Experts: Huricane Katrina had four deadly parts


Tuesday, May 30, 2006

Experts reviewing the damage that Huricane Katrina caused to New Orleans last August, say that the category 5 storm actually had four deadly flooding elements.

Hassan Mashriqui, a researcher with the Louisiana State University Hurricane Center, said the hurricane moved northeast with winds in excess of 125 MPH, bringing with it a 17 foot storm surge that made landfall at the town of Buras, where levees are only made to with stand a maximum 13 foot surge.

As the eye of the storm passed over Lake Borgne, it created an 18 foot storm surge that the 13 foot levees of St.

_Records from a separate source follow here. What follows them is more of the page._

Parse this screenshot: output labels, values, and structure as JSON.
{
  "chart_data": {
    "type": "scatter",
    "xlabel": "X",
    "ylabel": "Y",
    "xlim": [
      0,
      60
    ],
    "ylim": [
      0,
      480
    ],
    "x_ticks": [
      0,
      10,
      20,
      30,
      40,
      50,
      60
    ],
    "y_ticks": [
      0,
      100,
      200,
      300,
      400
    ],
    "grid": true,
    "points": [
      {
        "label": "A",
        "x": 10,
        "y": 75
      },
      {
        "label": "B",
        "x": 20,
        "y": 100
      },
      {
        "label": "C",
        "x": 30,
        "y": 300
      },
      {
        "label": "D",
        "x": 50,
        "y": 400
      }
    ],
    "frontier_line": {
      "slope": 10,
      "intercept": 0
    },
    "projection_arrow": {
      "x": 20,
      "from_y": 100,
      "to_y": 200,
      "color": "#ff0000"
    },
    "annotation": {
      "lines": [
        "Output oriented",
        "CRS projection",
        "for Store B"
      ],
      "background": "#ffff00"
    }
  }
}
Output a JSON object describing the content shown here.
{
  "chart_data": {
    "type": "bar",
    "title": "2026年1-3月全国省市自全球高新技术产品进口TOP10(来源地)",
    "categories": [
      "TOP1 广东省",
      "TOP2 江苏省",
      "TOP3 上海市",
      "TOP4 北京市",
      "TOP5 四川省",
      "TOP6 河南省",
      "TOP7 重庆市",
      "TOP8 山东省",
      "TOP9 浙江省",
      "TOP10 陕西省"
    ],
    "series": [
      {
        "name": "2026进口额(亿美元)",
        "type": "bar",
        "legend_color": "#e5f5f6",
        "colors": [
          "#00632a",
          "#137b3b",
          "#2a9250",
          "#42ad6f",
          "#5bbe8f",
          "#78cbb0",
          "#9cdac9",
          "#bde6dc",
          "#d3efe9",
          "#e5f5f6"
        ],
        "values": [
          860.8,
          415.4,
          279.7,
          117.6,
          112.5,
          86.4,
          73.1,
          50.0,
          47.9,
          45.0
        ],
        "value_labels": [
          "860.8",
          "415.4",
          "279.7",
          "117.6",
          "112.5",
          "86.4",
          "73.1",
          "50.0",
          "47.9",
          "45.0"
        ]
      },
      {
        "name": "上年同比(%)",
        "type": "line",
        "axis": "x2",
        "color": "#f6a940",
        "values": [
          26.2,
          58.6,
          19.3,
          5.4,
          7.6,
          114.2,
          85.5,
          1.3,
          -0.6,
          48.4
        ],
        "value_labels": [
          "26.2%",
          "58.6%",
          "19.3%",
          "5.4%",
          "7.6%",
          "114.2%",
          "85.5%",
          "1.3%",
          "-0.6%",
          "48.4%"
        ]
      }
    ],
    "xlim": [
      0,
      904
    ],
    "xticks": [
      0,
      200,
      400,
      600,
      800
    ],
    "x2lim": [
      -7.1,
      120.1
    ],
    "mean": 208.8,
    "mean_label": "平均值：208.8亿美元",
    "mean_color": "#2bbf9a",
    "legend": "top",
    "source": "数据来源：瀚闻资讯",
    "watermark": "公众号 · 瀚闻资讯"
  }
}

Bernard's Parish could not contain.

The next major hit, came when Katrina forcefully shot water into New Orleans' Inner City Harbor Navigation Canal. These were the flood waters that obliterated the Lower Ninth Ward, said Mashriqui.

As Hurricane Katrina pushed eastward into Mississippi, it sent a final powerful surge towards New Orleans across Lake Pontchartrain, north of the city, which forced the lake's waters into the center of the city, the report stated.

Hurricane Katrina was the costliest and one of the deadliest hurricanes in the history of the United States. It was the eleventh named storm, fifth hurricane, third major hurricane, and second Category 5 hurricane of the 2005 Atlantic hurricane season, and was the sixth-strongest Atlantic hurricane ever recorded.